Santa Lucia and David found many people trying to deter them. In the beginning, Santa Lucia found his socialization and family life struggling as a result of his training, competing and staying focused.

David said they’ve spent a long time with people not believing in them. They told them they’re wasting time and should be doctors instead.

He lost his family’s support and his friends vanished because he could no longer go out with them on weekends.

“That’s what kind of sets the difference between someone who’s serious about what they do and someone who’s not serious. The person who’s not serious is going to make those kind of sacrifices, do what they have to do to better themselves versus partying and having a good time,” Santa Lucia said.

The training made his schoolwork difficult to get done, but he said it wasn’t “impossible to do.” As soon as his classes finished for the day, he would go to the gym and then do work.

“My first priority is to keep me sane by going to the gym,” Santa Lucia said.

His biggest weakness is timeliness. He said while doing a lot of “hustle and bustle,” it’s sometimes easy to lose track of time and become late for things. He had to make sure his organizational skills were on point so he could fit everything into his schedule, which was “very tough but doable.”

He said his family was ecstatic when he won his first competition.

“They knew ahead of time with my mentality and my focus I could take gold,” Santa Lucia said.

Tim Winder, UB sophomore engineering major, said Santa Lucia has been there for him since they met in third grade. Winder supported Santa Lucia through his skull tumor diagnosis and knew Santa Lucia would be “the exception.”

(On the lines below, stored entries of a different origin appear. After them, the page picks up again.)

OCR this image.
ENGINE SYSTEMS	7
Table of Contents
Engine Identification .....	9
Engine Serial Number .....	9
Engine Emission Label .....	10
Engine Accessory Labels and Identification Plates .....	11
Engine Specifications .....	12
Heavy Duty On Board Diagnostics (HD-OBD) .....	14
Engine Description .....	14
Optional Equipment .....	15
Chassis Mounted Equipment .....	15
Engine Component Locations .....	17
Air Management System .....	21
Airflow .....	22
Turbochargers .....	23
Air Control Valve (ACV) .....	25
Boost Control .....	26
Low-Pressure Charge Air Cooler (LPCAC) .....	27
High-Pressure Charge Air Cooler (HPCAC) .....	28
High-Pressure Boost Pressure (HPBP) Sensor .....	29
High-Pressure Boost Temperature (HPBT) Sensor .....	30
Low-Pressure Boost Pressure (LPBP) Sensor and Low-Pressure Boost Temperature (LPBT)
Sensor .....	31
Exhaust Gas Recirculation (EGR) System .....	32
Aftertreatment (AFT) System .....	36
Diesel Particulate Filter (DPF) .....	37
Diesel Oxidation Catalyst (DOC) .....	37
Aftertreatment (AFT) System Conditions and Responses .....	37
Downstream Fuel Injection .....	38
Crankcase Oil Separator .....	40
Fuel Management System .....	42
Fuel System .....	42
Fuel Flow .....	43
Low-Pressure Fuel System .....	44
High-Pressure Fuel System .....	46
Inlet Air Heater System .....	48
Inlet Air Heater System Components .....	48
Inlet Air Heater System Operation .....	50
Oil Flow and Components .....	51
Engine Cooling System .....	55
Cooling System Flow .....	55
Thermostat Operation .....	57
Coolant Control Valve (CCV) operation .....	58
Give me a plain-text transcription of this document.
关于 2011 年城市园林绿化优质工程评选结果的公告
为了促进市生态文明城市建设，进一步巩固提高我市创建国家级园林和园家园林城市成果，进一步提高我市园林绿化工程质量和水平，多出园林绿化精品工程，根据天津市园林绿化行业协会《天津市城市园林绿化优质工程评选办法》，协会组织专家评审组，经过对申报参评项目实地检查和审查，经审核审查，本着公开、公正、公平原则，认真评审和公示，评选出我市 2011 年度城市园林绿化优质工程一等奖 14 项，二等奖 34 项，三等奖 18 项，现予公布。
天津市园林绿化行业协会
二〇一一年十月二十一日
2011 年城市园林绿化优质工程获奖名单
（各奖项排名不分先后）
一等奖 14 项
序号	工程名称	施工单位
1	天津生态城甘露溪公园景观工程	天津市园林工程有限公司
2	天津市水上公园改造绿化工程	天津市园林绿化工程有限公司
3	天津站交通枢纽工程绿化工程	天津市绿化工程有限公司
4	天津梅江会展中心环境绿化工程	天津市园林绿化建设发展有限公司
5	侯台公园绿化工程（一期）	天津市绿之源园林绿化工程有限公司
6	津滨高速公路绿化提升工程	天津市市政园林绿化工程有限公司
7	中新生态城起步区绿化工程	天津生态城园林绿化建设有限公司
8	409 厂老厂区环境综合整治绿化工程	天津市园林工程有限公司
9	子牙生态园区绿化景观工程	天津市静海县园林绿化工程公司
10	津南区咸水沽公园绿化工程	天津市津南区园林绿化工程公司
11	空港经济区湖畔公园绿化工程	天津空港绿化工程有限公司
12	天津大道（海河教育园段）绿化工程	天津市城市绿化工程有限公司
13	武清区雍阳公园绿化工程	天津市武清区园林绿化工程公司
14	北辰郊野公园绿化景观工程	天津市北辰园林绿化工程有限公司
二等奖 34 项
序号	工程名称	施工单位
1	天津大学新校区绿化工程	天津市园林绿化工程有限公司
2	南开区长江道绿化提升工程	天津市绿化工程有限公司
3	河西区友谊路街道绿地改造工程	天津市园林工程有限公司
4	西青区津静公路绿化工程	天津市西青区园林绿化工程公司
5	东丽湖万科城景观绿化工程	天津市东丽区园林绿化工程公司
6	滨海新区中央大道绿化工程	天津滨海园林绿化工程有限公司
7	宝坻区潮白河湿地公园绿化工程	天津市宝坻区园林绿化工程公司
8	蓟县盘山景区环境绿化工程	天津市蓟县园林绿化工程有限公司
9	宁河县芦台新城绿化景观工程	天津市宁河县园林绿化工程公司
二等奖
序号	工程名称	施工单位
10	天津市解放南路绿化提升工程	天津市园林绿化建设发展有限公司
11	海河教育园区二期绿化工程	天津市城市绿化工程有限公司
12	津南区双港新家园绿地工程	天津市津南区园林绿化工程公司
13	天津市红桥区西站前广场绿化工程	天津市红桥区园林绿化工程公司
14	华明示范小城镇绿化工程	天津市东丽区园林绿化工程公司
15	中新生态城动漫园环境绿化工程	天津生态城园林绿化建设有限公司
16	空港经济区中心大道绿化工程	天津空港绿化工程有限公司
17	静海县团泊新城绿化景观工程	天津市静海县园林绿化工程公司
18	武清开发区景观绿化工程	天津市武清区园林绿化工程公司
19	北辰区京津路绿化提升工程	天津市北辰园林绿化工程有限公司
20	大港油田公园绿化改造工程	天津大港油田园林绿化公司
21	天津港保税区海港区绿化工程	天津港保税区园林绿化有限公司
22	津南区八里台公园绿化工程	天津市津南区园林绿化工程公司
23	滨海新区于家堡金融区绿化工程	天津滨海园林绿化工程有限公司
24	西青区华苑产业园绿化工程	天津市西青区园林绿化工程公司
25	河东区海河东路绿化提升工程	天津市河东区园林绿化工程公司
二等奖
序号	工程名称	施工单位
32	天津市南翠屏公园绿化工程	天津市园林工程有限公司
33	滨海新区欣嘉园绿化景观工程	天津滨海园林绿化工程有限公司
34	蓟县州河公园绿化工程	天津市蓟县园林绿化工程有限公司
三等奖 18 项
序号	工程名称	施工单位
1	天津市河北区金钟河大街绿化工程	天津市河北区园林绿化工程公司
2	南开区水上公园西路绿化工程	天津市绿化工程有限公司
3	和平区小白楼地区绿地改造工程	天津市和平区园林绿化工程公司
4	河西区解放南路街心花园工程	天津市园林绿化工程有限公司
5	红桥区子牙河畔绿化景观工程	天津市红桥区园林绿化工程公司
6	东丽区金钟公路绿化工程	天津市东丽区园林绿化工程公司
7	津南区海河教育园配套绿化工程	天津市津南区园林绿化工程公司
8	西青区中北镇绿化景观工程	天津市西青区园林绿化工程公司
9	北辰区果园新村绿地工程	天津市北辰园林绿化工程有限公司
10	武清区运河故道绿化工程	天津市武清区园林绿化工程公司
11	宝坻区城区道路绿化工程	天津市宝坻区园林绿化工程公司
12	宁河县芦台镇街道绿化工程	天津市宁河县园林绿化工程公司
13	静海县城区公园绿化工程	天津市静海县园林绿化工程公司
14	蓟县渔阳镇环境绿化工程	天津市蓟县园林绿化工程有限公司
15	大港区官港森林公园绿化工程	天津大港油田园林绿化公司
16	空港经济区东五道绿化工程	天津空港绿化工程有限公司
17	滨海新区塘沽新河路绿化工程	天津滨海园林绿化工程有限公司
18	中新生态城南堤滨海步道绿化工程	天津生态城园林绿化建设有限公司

John Chiarenza, Santa Lucia’s softball and football coach, coached him from seven to 14 years old. Chiarenza said Santa Lucia’s biggest growth is his fight through his adversity. He described him as dedicated, intelligent and always caring and smiling.

Moving to achieve

David and Santa Lucia are also co-owners of Santa Lucia Global LLC videography company. Santa Lucia hopes to see his company expand nationwide and become “majorly successful.”

“It was a mixture of my brother and his fitness competition that prompted it and also the fact that he was he was into modeling and so we kind of took those ideas and thought what more can we do this and figured that professional videography as a production team was probably the best route for this,” Santa Lucia said.

They moved to Las Vegas on Nov. 28 because they felt more videography opportunities are available and it is “the center of attention.” Santa Lucia “can’t make any guarantees” but he plans to stay enrolled in UB and take online classes for as long as he can.

“We are the experts and we want people to know that we are the experts,” Santa Lucia said.

Santa Lucia and his brother work with a representative from Colorado to expand their company. They plan to create promotional videos for models, work with music videos and work in casinos.

Santa Lucia described him and his brother as “crazy thinkers” and sees himself going somewhere “where no one can ever possibly imagine but in our own heads we understand we’re going to get there.”

Santa Lucia emphasized in surrounding oneself with people who “think big.”

Santa Lucia thinks his move will positively impact his bodybuilding career because he feels there are more Natural Muscle Association shows out west. He hopes to compete in more shows in the spring and become a professional bodybuilder.

“If you really want to do something, just do it and don’t let what anyone else says influence you because that’s going to kill you,” David said.